Il centrocampista del Milan Kessie

DE LIGT (Juventus): il forte difensore dell'Ajax, al di là dei rigori concessi per falli di mano, sta faticando ad adattarsi al calcio italiano. Si riprenderà.

DE PAUL (Udinese): lo scorso anno sfornava gol e assist, quest'anno ha lasciato il segno solo alla prima giornata, contro il Milan, con l'assist per il gol di Becao. Dovrebbe accendere la manovra offensiva della squadra, si sta intristendo nel ruolo di mezzala.

KESSIE (Milan): giocatore lontano dai fasti dell'Atalanta, ma che tra alti e bassi si faceva comunque apprezzare. Ora sembra non riuscire più a invertire il trend negativo. La realtà è che ha grande forza fisica, ma scarso senso tattico, piedi "grezzi" e nel gioco aereo dà un contributo esiguo. Probabilmente più adatto al calcio inglese (non certo però in un top team).

LAZARO (Inter): ha giocato poco e male. Anche lui ha bisogno di ambientarsi, ma Conte non aspetta. L'ex Herta Berlino rischia già di partire a gennaio.

LOZANO (Napoli): il 4-4-2 di Ancelotti non è facile da digerire per lui e Insigne, giocatori che trovano la giusta collocazione come attaccanti di fascia sinistra in un 4-3-3. Qualche sprazzo di classe, ma deve dimostrare di valere gli oltre 40 milioni investiti nel suo cartellino.

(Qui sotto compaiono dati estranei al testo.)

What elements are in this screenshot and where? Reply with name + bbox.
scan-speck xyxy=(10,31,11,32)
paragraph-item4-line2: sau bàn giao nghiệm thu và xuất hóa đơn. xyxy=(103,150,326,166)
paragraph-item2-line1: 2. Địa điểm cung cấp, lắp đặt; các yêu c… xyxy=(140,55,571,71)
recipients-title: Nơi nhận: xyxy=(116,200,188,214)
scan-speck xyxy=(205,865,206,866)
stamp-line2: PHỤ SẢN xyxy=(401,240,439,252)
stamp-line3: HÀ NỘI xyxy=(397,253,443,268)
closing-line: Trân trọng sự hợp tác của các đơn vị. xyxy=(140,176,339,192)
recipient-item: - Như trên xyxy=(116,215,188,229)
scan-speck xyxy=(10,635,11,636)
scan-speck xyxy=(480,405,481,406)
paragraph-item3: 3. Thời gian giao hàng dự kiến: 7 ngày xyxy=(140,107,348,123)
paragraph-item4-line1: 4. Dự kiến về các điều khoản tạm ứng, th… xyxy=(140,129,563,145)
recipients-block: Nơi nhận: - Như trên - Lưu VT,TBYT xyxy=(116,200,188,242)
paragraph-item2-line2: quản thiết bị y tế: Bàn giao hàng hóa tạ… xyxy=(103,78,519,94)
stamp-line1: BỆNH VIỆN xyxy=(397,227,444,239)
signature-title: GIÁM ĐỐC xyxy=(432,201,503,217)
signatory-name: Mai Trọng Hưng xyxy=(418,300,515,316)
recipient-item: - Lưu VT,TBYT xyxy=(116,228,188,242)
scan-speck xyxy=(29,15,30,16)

MILINKOVIC-SAVIC (Lazio): nella Juventus di Sarri sarebbe la mezzala perfetta vicino a Pjanic, ma farebbe le fortune anche di Conte all'Inter. Il serbo forse non ha più grandi stimoli, ma mentre Luiz Alberto giganteggia, nel centrocampo della Lazio, lui gioca al di sotto delle sue possibilità. Bello però il gesto di rinnovare un altro anno per permettere al suo presidente Lotito di avere il coltello dalle parti del manico, durante le trattative di mercato.

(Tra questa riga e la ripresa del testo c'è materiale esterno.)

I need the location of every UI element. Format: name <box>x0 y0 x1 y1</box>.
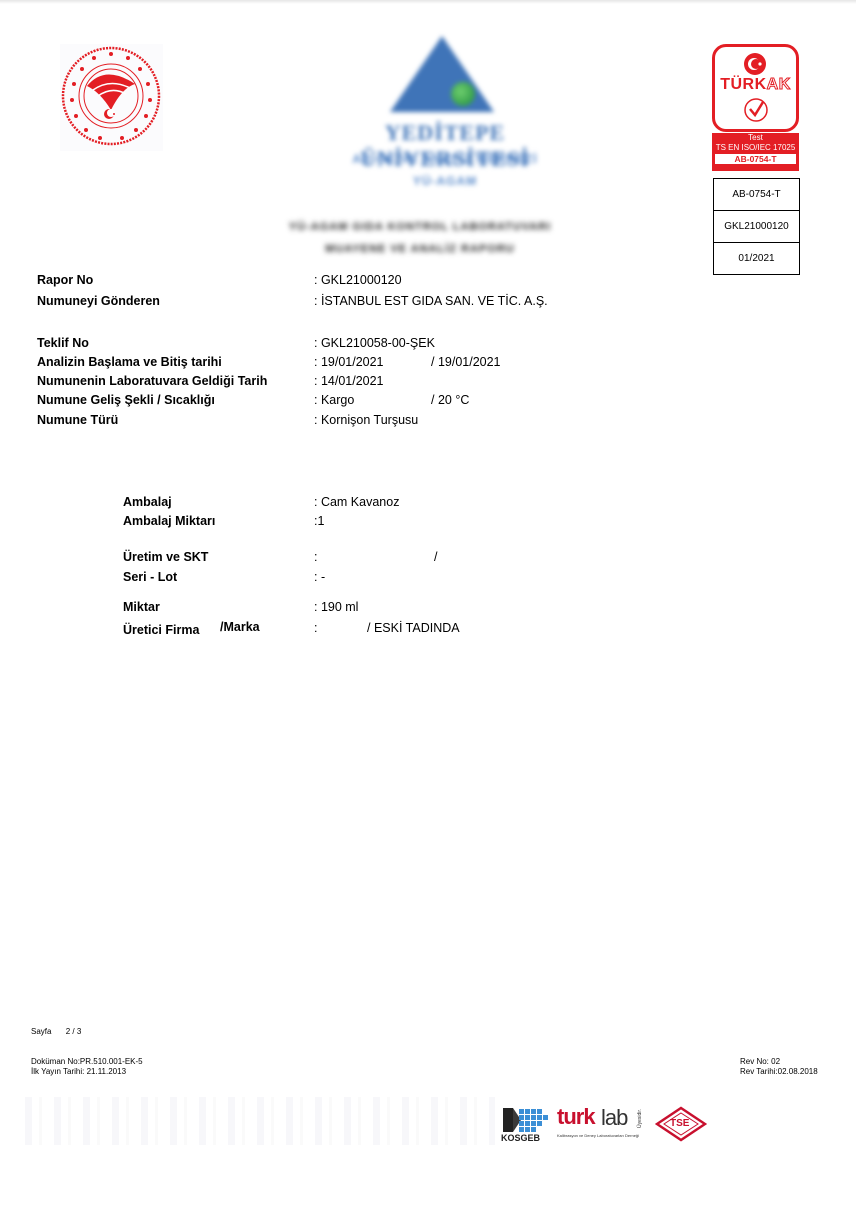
field-numuneyi-gonderen: Numuneyi Gönderen : İSTANBUL EST GIDA SA… <box>37 293 160 309</box>
revision-number: Rev No: 02 <box>740 1057 818 1067</box>
sample-uretici-firma: Üretici Firma /Marka : / ESKİ TADINDA <box>123 620 199 636</box>
tse-text: TSE <box>670 1118 689 1129</box>
sample-label: Üretim ve SKT <box>123 550 208 564</box>
field-gelis-sekli: Numune Geliş Şekli / Sıcaklığı : Kargo /… <box>37 392 215 408</box>
turklab-subtitle: Kalibrasyon ve Deney Laboratuvarları Der… <box>557 1133 639 1138</box>
sample-label-2: /Marka <box>220 619 260 635</box>
first-publication-date: İlk Yayın Tarihi: 21.11.2013 <box>31 1067 143 1077</box>
checkmark-icon <box>743 97 769 123</box>
sample-ambalaj: Ambalaj : Cam Kavanoz <box>123 494 172 510</box>
turklab-logo: turk lab Kalibrasyon ve Deney Laboratuva… <box>557 1104 649 1144</box>
page-indicator: Sayfa 2 / 3 <box>31 1027 81 1037</box>
sample-value: :1 <box>314 513 324 529</box>
field-teklif-no: Teklif No : GKL210058-00-ŞEK <box>37 335 89 351</box>
turkak-code: AB-0754-T <box>715 154 796 164</box>
sample-label: Ambalaj Miktarı <box>123 514 215 528</box>
field-gelis-tarihi: Numunenin Laboratuvara Geldiği Tarih : 1… <box>37 373 267 389</box>
report-period: 01/2021 <box>714 242 799 274</box>
turkak-name: TÜRKAK <box>712 76 799 94</box>
field-value: : 19/01/2021 <box>314 354 384 370</box>
report-title: YÜ-AGAM GIDA KONTROL LABORATUVARI MUAYEN… <box>230 216 610 260</box>
sample-ambalaj-miktari: Ambalaj Miktarı :1 <box>123 513 215 529</box>
field-value: : Kargo <box>314 392 354 408</box>
field-value-2: / 20 °C <box>431 392 469 408</box>
sample-label: Seri - Lot <box>123 570 177 584</box>
turklab-turk: turk <box>557 1104 595 1130</box>
sample-value: : <box>314 549 317 565</box>
field-label: Numuneyi Gönderen <box>37 294 160 308</box>
field-label: Analizin Başlama ve Bitiş tarihi <box>37 355 222 369</box>
sample-value: : Cam Kavanoz <box>314 494 399 510</box>
turkak-accreditation-logo: TÜRKAK Test TS EN ISO/IEC 17025 AB-0754-… <box>712 44 799 170</box>
turkak-standard: TS EN ISO/IEC 17025 <box>712 143 799 153</box>
sample-seri-lot: Seri - Lot : - <box>123 569 177 585</box>
field-rapor-no: Rapor No : GKL21000120 <box>37 272 93 288</box>
center-name: AR-GE VE ANALİZ MERKEZİ <box>300 152 590 166</box>
center-abbrev: YÜ-AGAM <box>300 174 590 188</box>
field-value: : GKL210058-00-ŞEK <box>314 335 435 351</box>
field-value: : 14/01/2021 <box>314 373 384 389</box>
page-label: Sayfa <box>31 1027 51 1036</box>
turkak-type: Test <box>712 133 799 143</box>
report-code: GKL21000120 <box>714 210 799 242</box>
field-label: Numune Türü <box>37 413 118 427</box>
field-value: : İSTANBUL EST GIDA SAN. VE TİC. A.Ş. <box>314 293 548 309</box>
field-label: Rapor No <box>37 273 93 287</box>
revision-info: Rev No: 02 Rev Tarihi:02.08.2018 <box>740 1057 818 1077</box>
accreditation-codes-box: AB-0754-T GKL21000120 01/2021 <box>713 178 800 275</box>
turklab-member: Üyesidir. <box>637 1109 643 1128</box>
page-top-shadow <box>0 0 856 4</box>
field-value: : Kornişon Turşusu <box>314 412 418 428</box>
crescent-star-icon <box>743 52 767 76</box>
faded-barcode <box>25 1097 495 1145</box>
sample-miktar: Miktar : 190 ml <box>123 599 160 615</box>
report-title-line1: YÜ-AGAM GIDA KONTROL LABORATUVARI <box>230 216 610 238</box>
globe-icon <box>451 82 475 106</box>
sample-value-2: / <box>434 549 437 565</box>
sample-label: Ambalaj <box>123 495 172 509</box>
field-label: Teklif No <box>37 336 89 350</box>
document-info: Doküman No:PR.510.001-EK-5 İlk Yayın Tar… <box>31 1057 143 1077</box>
field-label: Numune Geliş Şekli / Sıcaklığı <box>37 393 215 407</box>
sample-label: Üretici Firma <box>123 623 199 637</box>
sample-label: Miktar <box>123 600 160 614</box>
sample-uretim-skt: Üretim ve SKT : / <box>123 549 208 565</box>
field-label: Numunenin Laboratuvara Geldiği Tarih <box>37 374 267 388</box>
report-title-line2: MUAYENE VE ANALİZ RAPORU <box>230 238 610 260</box>
accreditation-code: AB-0754-T <box>714 179 799 210</box>
kosgeb-text: KOSGEB <box>501 1133 540 1143</box>
field-value: : GKL21000120 <box>314 272 402 288</box>
page-number: 2 / 3 <box>66 1027 82 1036</box>
triangle-logo-icon <box>390 36 494 112</box>
turklab-lab: lab <box>601 1105 627 1131</box>
tse-logo: TSE <box>655 1106 707 1142</box>
field-analiz-tarihi: Analizin Başlama ve Bitiş tarihi : 19/01… <box>37 354 222 370</box>
sample-value-2: / ESKİ TADINDA <box>367 620 460 636</box>
turkak-band: Test TS EN ISO/IEC 17025 AB-0754-T <box>712 133 799 171</box>
kosgeb-logo: KOSGEB <box>501 1106 551 1144</box>
document-number: Doküman No:PR.510.001-EK-5 <box>31 1057 143 1067</box>
ministry-seal-logo <box>60 44 163 151</box>
field-value-2: / 19/01/2021 <box>431 354 501 370</box>
university-logo: YEDİTEPE ÜNİVERSİTESİ AR-GE VE ANALİZ ME… <box>300 36 590 196</box>
sample-value: : - <box>314 569 325 585</box>
field-numune-turu: Numune Türü : Kornişon Turşusu <box>37 412 118 428</box>
sample-value: : <box>314 620 317 636</box>
sample-value: : 190 ml <box>314 599 358 615</box>
revision-date: Rev Tarihi:02.08.2018 <box>740 1067 818 1077</box>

PAQUETA' (Milan): circa 38 milioni spesi dal Milan, su volontà di Leonardo, per portarlo a Milano. Ma il brasiliano è davvero un progetto di fuoriclasse? Le qualità tecniche ci sono, ma quel che preoccupa è la lentezza in campo, sia fisicamente che mentalmente. E davanti al portiere, nelle conclusioni a rete, è troppo morbido e insicuro.

VERDI (Torino): acquisto da oltre 20 milioni di euro per rinforzare una squadra partita con buone ambizioni, il jolly offensivo cresciuto nel vivaio del Milan sta soffrendo probabilmente la scarsa fiducia di Mazzarri, che preferisce schierare una formazione più equilibrata. E il ruolo di seconda punta, o di appoggio al centravanti, non sembra essere cucito su di lui.

Commenti

  1. Quanti soldi in gioco...
    So che è scontato dirlo ma ogni volta che sento volare certe cifre resto sconvolta.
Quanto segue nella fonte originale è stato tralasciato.